After securing a six-year reauthorization following a period of 14 stopgap extensions between 2008 and 2011, SBIR and STTR are now set to expire in Sept. 2017. Although this means that the programs are safe for another year, the small business committees are pushing to reauthorize both programs early. House Small Business Committee Chairman Chabot advocated for an early reauthorization as follows:
In this era of globalization, making it easier for small businesses to develop and commercialize new, innovative products is essential for America’s competitiveness and national security. This is why programs like SBIR and STTR are so important. … In order to give entrepreneurs stability and predictability, we’re getting a jump start on reauthorizing them before next year’s deadline.
House Science Committee trying to put brakes on proposed increases
In contrast, members of the House Science Committee do not appear to share the desire to reauthorize the programs quickly and as proposed. Committee Chairman Lamar Smith (R-TX) implied in his opening statement at the June 16 hearing that the committee intends to hold additional hearings on the subject.
Testifying at the hearing were Pramod Khargonekar, Assistant Director for the Engineering Directorate at the National Science Foundation; Michael Lauer, Deputy Director of Extramural Research at the National Institutes of Health; Patricia Dehmer, Deputy Director for Science Programs at the Department of Energy Office of Science; and Jilda Garton, Vice President for Research at the Georgia Tech Research Corporation.
All witnesses spoke positively of the SBIR/STTR programs and advocated for both to be reauthorized permanently. Dehmer, for example, highlighted the work of Niowave, Inc.—a SBIR-supported company that is developing superconducting linear particle accelerators capable of producing the important medical radioisotope molybdenum-99. A byproduct of Mo-99 is used in over 30 million diagnostic imaging procedures annually, yet the U.S. currently has no ability to produce the material domestically despite accounting for about half of global usage.

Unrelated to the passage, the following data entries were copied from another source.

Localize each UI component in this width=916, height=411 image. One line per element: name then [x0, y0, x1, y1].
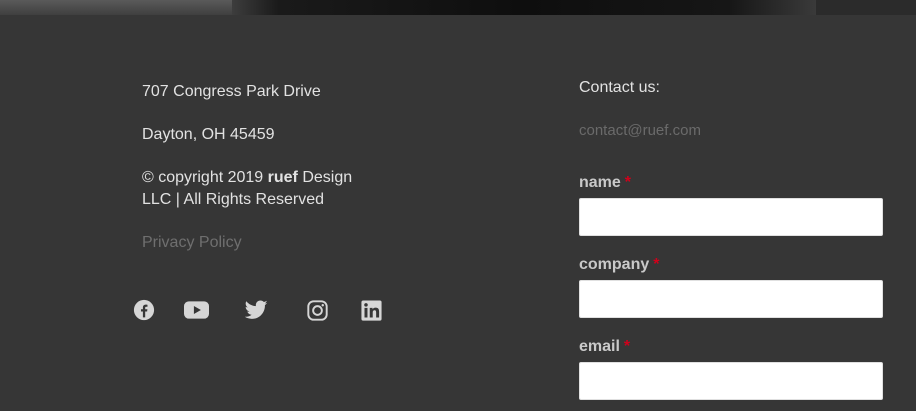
address-line-1: 707 Congress Park Drive — [142, 83, 321, 100]
required-mark: * — [653, 256, 660, 273]
required-mark: * — [624, 174, 632, 191]
twitter-icon[interactable] — [244, 298, 268, 322]
site-footer: 707 Congress Park Drive Dayton, OH 45459… — [0, 15, 916, 411]
contact-email-link[interactable]: contact@ruef.com — [579, 120, 701, 142]
copyright-prefix: © copyright 2019 — [142, 169, 268, 186]
copyright-brand: ruef — [267, 169, 298, 186]
contact-title: Contact us: — [579, 79, 660, 96]
company-label: company * — [579, 255, 659, 275]
privacy-policy-link[interactable]: Privacy Policy — [142, 232, 242, 254]
address-line-2: Dayton, OH 45459 — [142, 126, 275, 143]
required-mark: * — [623, 338, 631, 355]
hero-image-strip — [0, 0, 916, 15]
name-label-text: name — [579, 174, 621, 191]
linkedin-icon[interactable] — [359, 298, 383, 322]
instagram-icon[interactable] — [305, 298, 329, 322]
email-label: email * — [579, 337, 630, 357]
email-input[interactable] — [579, 362, 883, 400]
hero-image-photo — [232, 0, 816, 15]
name-label: name * — [579, 173, 631, 193]
youtube-icon[interactable] — [183, 298, 209, 322]
facebook-icon[interactable] — [132, 298, 156, 322]
company-label-text: company — [579, 256, 650, 273]
name-input[interactable] — [579, 198, 883, 236]
email-label-text: email — [579, 338, 620, 355]
hero-image-left — [0, 0, 232, 15]
company-input[interactable] — [579, 280, 883, 318]
copyright-notice: © copyright 2019 ruef Design LLC | All R… — [142, 167, 382, 211]
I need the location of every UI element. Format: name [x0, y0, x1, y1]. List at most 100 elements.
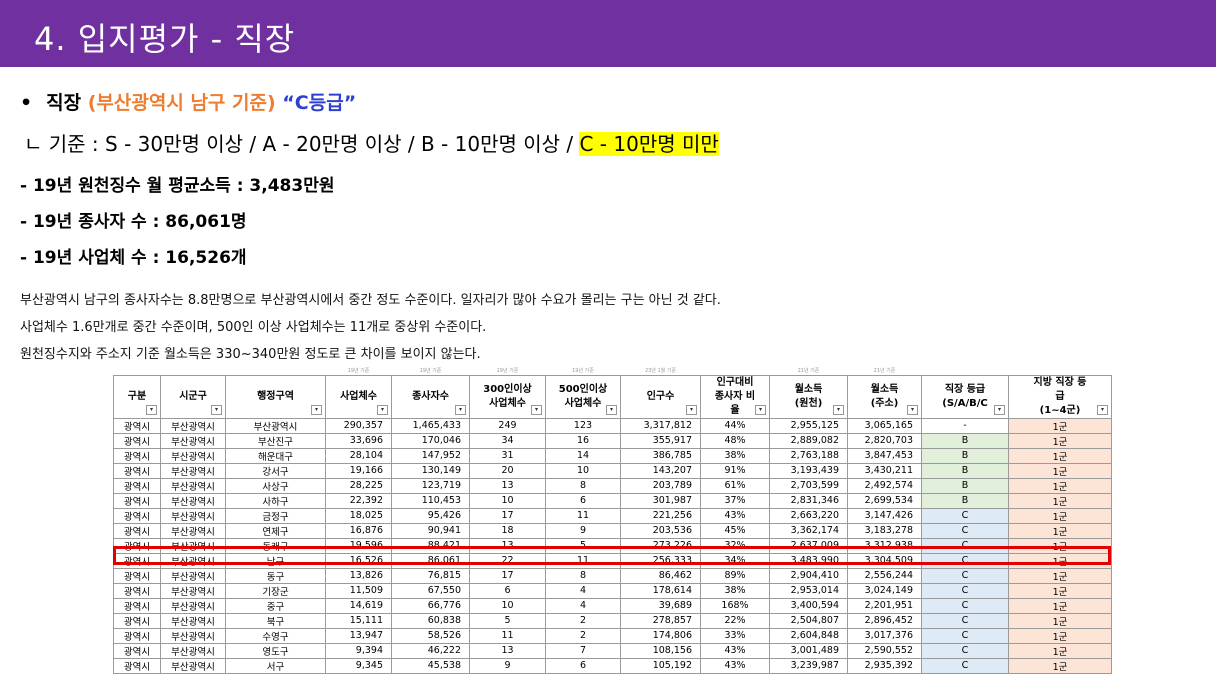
table-cell: 금정구: [225, 507, 326, 524]
table-cell: 3,400,594: [769, 597, 848, 614]
table-cell: 89%: [700, 567, 770, 584]
column-header-label: 월소득 (원천): [794, 383, 823, 409]
table-cell: 2,904,410: [769, 567, 848, 584]
table-cell: 4: [545, 597, 621, 614]
table-cell: 3,847,453: [847, 447, 922, 464]
filter-dropdown-icon[interactable]: ▾: [907, 404, 918, 415]
table-cell: 178,614: [620, 582, 701, 599]
table-cell: 부산광역시: [160, 522, 226, 539]
table-cell: 3,183,278: [847, 522, 922, 539]
column-header-label: 구분: [127, 390, 147, 402]
column-header: 구분 ▾: [113, 374, 161, 419]
table-cell: 43%: [700, 642, 770, 659]
table-cell: 37%: [700, 492, 770, 509]
column-header: 행정구역 ▾: [225, 374, 326, 419]
table-cell: 3,193,439: [769, 462, 848, 479]
filter-dropdown-icon[interactable]: ▾: [146, 404, 157, 415]
column-header: 종사자수 ▾: [391, 374, 470, 419]
table-cell: 2,955,125: [769, 417, 848, 434]
table-cell: 28,104: [325, 447, 392, 464]
table-cell: 1군: [1008, 432, 1112, 449]
table-row: 광역시 부산광역시 금정구 18,025 95,426 17 11 221,256 43% 2,6…: [113, 507, 1112, 524]
source-note: 19년 기준: [572, 368, 594, 375]
stat-income: - 19년 원천징수 월 평균소득 : 3,483만원: [20, 176, 335, 196]
table-cell: 45,538: [391, 657, 470, 674]
table-row: 광역시 부산광역시 강서구 19,166 130,149 20 10 143,207 91% 3,…: [113, 462, 1112, 479]
table-cell: 2,556,244: [847, 567, 922, 584]
table-cell: 14,619: [325, 597, 392, 614]
column-header-label: 500인이상 사업체수: [558, 383, 608, 409]
table-cell: 34: [469, 432, 546, 449]
table-cell: 31: [469, 447, 546, 464]
table-cell: 3,017,376: [847, 627, 922, 644]
table-row: 광역시 부산광역시 중구 14,619 66,776 10 4 39,689 168% 3,400…: [113, 597, 1112, 614]
table-cell: 67,550: [391, 582, 470, 599]
table-cell: 강서구: [225, 462, 326, 479]
table-cell: 서구: [225, 657, 326, 674]
filter-dropdown-icon[interactable]: ▾: [686, 404, 697, 415]
table-cell: 1군: [1008, 567, 1112, 584]
table-cell: 14: [545, 447, 621, 464]
table-cell: 11,509: [325, 582, 392, 599]
filter-dropdown-icon[interactable]: ▾: [377, 404, 388, 415]
table-cell: 8: [545, 477, 621, 494]
table-cell: 광역시: [113, 417, 161, 434]
table-cell: 123: [545, 417, 621, 434]
table-cell: 43%: [700, 657, 770, 674]
table-row: 광역시 부산광역시 사하구 22,392 110,453 10 6 301,987 37% 2,8…: [113, 492, 1112, 509]
table-cell: 2,492,574: [847, 477, 922, 494]
table-cell: C: [921, 507, 1009, 524]
table-cell: 1,465,433: [391, 417, 470, 434]
table-cell: 17: [469, 507, 546, 524]
filter-dropdown-icon[interactable]: ▾: [606, 404, 617, 415]
filter-dropdown-icon[interactable]: ▾: [211, 404, 222, 415]
table-row: 광역시 부산광역시 북구 15,111 60,838 5 2 278,857 22% 2,504,…: [113, 612, 1112, 629]
table-cell: 3,147,426: [847, 507, 922, 524]
table-cell: 13: [469, 642, 546, 659]
table-cell: 1군: [1008, 462, 1112, 479]
table-cell: 8: [545, 567, 621, 584]
table-cell: 광역시: [113, 642, 161, 659]
source-note: 21년 기준: [797, 368, 820, 375]
slide-header: 4. 입지평가 - 직장: [0, 0, 1216, 67]
table-cell: 1군: [1008, 522, 1112, 539]
filter-dropdown-icon[interactable]: ▾: [833, 404, 844, 415]
filter-dropdown-icon[interactable]: ▾: [994, 404, 1005, 415]
table-cell: B: [921, 492, 1009, 509]
table-cell: 105,192: [620, 657, 701, 674]
table-cell: 10: [545, 462, 621, 479]
table-cell: C: [921, 642, 1009, 659]
table-cell: 3,024,149: [847, 582, 922, 599]
table-cell: 16,876: [325, 522, 392, 539]
table-cell: 동구: [225, 567, 326, 584]
column-header-label: 종사자수: [412, 390, 449, 402]
table-row: 광역시 부산광역시 해운대구 28,104 147,952 31 14 386,785 38% 2…: [113, 447, 1112, 464]
table-cell: 18: [469, 522, 546, 539]
table-cell: 108,156: [620, 642, 701, 659]
table-cell: 143,207: [620, 462, 701, 479]
filter-dropdown-icon[interactable]: ▾: [755, 404, 766, 415]
table-cell: 2,763,188: [769, 447, 848, 464]
table-cell: 123,719: [391, 477, 470, 494]
filter-dropdown-icon[interactable]: ▾: [311, 404, 322, 415]
grade-criteria: ㄴ 기준 : S - 30만명 이상 / A - 20만명 이상 / B - 1…: [24, 128, 719, 157]
column-header: 월소득 (주소) ▾: [847, 374, 922, 419]
table-cell: 48%: [700, 432, 770, 449]
filter-dropdown-icon[interactable]: ▾: [531, 404, 542, 415]
filter-dropdown-icon[interactable]: ▾: [455, 404, 466, 415]
table-cell: C: [921, 612, 1009, 629]
table-cell: 9: [545, 522, 621, 539]
source-note: [226, 367, 326, 375]
table-cell: 6: [545, 657, 621, 674]
table-cell: 광역시: [113, 507, 161, 524]
table-cell: 16: [545, 432, 621, 449]
table-cell: 18,025: [325, 507, 392, 524]
column-header-label: 사업체수: [340, 390, 377, 402]
source-note: 21년 기준: [873, 368, 896, 375]
table-cell: 부산광역시: [160, 447, 226, 464]
table-row: 광역시 부산광역시 연제구 16,876 90,941 18 9 203,536 45% 3,36…: [113, 522, 1112, 539]
table-cell: 1군: [1008, 597, 1112, 614]
table-cell: 6: [469, 582, 546, 599]
table-cell: 광역시: [113, 522, 161, 539]
filter-dropdown-icon[interactable]: ▾: [1097, 404, 1108, 415]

However, the witnesses also recommended that Congress keep the set-asides at the fiscal year 2017 levels, instead preferring that increases to the programs be driven by increases to the agencies’ overall R&D budgets. They observed that funding for SBIR and STTR increased by about 30 percent since fiscal year 2011, a much faster growth rate than that provided to the agencies’ top-line budgets over the same period.
Rep. Katherine Clark (D-MA) summarized the witnesses’ sentiments: “I agree with you. I think we need to increase the pie, not reallocate the slices.” Smith also made clear that he is not likely to support increases to the set-asides, referring to them as taxes on basic research:
There are still ways to improve SBIR and STTR and assure taxpayers are getting the greatest return for the investments of their hard-earned dollars. Instances of fraud and abuse continue to be problematic. Objective measurement of results across all participating federal agencies is needed. It is also important to examine if the current funding levels–the taxes on basic research–are hurting fundamental scientific research. Any increases would necessarily reduce our nation’s primary investments in basic research at a time when U.S. global leadership is threatened.
While the SBIR program has great value, we must look at it in the context of overall agency budgets and missions. Increasing the set-aside for SBIR and STTR as much as has been proposed by some could come at the expense of support for other critical research programs. Perhaps my biggest concern is harm done to the pipeline of STEM talent and innovators by increasingly lower research funding levels. This is a difficult choice in tough budget times because both research and commercialization activities are highly valuable investments.
With few weeks left in the compressed presidential election year congressional calendar, it is unclear whether the proposals will be taken up by either chamber. However, each could still be appended to other legislative vehicles.